With a win for World Documentary Feature at the Heart of England Film Festival, Anthropologist, Filmmaker, and Director Omar W. Rosales answers these questions in ‘Heaven in Exile’. Travel and adventure await the audience at every turn.
The film includes exclusive interviews with His Holiness the 14th Dalai Lama and the first Western interview of His Holiness the 17th Karmapa. The Karmapa is said to be the successor to the Tibetan movement, should anything happen to His Holiness the Dalai Lama. ‘Heaven in Exile’ was designated an Official Selection for the San Antonio Film Festival, the Heart of England Film Festival, the Ireland International Film Festival, the CineSol Film Festival, and the Thailand International Film Festival.
“It was a difficult shoot,” notes the Director. Rosales continues, “We spent a month in India, tracking down the most amazing Buddhist masters. Filming in the Himalaya always brings problems with altitude sickness, equipment, and logistics.”

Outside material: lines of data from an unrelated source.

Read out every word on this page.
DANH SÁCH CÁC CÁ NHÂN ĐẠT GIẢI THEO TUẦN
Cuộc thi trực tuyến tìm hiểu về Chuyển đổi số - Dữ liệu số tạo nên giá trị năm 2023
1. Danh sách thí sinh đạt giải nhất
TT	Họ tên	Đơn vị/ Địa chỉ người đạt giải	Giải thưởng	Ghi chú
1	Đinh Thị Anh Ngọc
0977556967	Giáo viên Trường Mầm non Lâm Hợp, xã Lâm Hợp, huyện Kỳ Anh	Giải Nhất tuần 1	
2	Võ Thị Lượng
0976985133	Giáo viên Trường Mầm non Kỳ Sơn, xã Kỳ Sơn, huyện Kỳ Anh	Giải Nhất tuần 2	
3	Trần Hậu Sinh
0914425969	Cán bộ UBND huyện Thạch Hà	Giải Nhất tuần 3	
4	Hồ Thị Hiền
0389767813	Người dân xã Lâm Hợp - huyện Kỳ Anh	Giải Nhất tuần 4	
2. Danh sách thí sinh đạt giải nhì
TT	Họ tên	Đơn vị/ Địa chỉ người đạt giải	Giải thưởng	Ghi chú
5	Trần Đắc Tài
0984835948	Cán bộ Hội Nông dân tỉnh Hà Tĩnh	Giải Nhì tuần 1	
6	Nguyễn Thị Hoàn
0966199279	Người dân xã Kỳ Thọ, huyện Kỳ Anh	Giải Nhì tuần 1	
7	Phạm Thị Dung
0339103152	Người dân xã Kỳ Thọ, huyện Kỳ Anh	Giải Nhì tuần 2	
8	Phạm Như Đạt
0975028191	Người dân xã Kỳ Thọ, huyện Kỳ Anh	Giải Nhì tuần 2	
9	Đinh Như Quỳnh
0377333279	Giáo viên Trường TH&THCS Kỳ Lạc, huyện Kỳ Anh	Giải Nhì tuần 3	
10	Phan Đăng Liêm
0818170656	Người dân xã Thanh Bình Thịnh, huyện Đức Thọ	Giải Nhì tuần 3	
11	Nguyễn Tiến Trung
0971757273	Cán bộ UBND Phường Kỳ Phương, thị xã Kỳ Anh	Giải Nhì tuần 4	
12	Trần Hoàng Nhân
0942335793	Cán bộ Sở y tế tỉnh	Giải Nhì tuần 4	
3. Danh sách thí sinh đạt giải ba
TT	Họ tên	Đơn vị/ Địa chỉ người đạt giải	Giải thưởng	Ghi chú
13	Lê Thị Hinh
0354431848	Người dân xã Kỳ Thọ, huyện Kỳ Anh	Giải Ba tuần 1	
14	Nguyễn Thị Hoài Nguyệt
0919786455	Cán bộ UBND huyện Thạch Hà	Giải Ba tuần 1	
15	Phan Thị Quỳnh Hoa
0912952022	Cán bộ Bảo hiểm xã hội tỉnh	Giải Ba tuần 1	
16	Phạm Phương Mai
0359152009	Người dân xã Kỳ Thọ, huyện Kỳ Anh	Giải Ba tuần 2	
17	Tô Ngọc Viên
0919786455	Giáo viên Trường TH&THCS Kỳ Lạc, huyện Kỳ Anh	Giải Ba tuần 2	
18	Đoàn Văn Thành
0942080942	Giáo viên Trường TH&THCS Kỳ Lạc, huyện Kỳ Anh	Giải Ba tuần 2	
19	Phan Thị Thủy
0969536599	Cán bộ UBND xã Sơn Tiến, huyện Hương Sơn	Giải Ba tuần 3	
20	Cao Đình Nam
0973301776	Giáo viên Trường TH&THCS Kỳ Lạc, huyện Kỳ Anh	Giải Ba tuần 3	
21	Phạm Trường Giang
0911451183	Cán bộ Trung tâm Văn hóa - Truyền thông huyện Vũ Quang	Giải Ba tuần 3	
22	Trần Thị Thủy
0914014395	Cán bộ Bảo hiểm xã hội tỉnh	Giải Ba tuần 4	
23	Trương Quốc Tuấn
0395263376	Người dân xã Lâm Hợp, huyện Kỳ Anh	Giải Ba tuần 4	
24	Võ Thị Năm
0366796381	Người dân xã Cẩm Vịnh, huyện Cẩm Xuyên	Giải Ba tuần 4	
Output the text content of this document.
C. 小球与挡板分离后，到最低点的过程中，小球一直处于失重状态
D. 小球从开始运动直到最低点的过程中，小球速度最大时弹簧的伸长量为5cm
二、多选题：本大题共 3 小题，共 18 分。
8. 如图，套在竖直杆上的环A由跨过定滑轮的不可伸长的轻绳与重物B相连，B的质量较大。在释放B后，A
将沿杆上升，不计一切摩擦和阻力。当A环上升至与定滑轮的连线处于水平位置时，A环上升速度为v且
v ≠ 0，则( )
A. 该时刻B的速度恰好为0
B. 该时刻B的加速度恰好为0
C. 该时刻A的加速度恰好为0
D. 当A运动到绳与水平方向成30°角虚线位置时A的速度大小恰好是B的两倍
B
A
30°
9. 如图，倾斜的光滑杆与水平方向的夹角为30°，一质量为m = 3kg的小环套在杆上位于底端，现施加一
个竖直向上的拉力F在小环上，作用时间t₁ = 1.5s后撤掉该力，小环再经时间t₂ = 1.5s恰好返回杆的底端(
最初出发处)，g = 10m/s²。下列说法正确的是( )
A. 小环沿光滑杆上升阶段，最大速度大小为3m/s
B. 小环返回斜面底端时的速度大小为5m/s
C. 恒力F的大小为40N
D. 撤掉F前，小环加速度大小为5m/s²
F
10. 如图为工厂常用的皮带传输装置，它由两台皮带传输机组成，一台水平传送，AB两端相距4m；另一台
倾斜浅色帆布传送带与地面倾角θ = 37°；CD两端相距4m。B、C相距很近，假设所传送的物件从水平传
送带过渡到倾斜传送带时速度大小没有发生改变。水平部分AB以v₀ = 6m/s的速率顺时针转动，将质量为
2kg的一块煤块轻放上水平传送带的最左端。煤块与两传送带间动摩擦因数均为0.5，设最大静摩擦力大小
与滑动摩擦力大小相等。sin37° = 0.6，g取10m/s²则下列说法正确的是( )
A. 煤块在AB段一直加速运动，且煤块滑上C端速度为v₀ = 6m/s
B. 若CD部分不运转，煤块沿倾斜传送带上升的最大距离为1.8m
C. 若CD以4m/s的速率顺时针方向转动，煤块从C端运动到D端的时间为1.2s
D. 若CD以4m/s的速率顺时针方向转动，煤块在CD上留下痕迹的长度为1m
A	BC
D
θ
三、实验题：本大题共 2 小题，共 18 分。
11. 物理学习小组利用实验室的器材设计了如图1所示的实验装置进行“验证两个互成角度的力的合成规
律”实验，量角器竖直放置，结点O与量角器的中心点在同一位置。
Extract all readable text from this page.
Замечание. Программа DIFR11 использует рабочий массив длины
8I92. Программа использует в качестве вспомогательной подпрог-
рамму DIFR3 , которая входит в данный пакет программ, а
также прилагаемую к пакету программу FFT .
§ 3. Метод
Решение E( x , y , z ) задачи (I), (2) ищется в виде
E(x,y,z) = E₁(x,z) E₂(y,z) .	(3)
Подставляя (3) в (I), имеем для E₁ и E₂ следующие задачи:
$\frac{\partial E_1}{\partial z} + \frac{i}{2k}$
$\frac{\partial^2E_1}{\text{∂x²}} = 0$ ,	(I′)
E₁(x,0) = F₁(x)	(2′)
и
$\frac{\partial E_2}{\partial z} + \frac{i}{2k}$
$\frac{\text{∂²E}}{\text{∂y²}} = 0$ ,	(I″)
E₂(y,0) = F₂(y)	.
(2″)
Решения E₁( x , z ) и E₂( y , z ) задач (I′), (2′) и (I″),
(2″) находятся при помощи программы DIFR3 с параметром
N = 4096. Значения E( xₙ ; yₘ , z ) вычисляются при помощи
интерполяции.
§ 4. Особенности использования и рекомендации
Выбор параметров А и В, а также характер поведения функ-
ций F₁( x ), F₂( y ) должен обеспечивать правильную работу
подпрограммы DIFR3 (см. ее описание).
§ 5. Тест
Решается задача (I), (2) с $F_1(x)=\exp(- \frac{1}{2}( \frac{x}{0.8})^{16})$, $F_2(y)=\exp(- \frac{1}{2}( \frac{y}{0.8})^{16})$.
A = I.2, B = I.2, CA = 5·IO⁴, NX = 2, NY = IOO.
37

The story begins with life at a Monastic school in the lowlands of India. The crew visits Siliguri, India as the young monks prepare for the Enthronement and 18th Birthday of a tulku, or reincarnated lama, known as Kalu Rinpoche Yangze. The monks join a caravan as they visit monasteries higher and higher in the mountains to reach their goal, a high-altitude monastic retreat in Sonada, India near Darjeeling. Eventually, the monks witness the once-in-a-lifetime celebration and the crowning of Kalu Rinpoche at Sonada.
“The film is about transition and redemption. We find transition as one generation of Buddhist masters pass on their knowledge, and their tulkus or reincarnated forms return to reclaim their monasteries. We also see redemption, in that the struggles made by Tibetan luminaries such as the Dalai Lama were not in vain. That the culture will survive.”
The plotline is highlighted by visits to the head of the Tibetan Medical Center, Dr. Dawa, Tibetan envoy Kelsang Gyaltsen, the Tai Situ Rinpoche, and other notable refugees.
With the recent tensions in the Korean Peninsula, and China’s support of North Korea, the filmmakers are unsure how China will respond to the release of ‘Heaven in Exile’.
“Tibet is an issue we must talk about. Tibet affects many aspects of our lives: from the water pollution occurring in the Himalaya that spreads to India and Asia. To the air pollution that’s created in Tibet, which can be carried thousands of miles away by the jetstream.” Acknowledges Rosales. “And how can we ignore the human rights issue? China expects to be treated like a world-class nation, but continues the barbaric imprisonment and torture of Tibetans in Tibet.”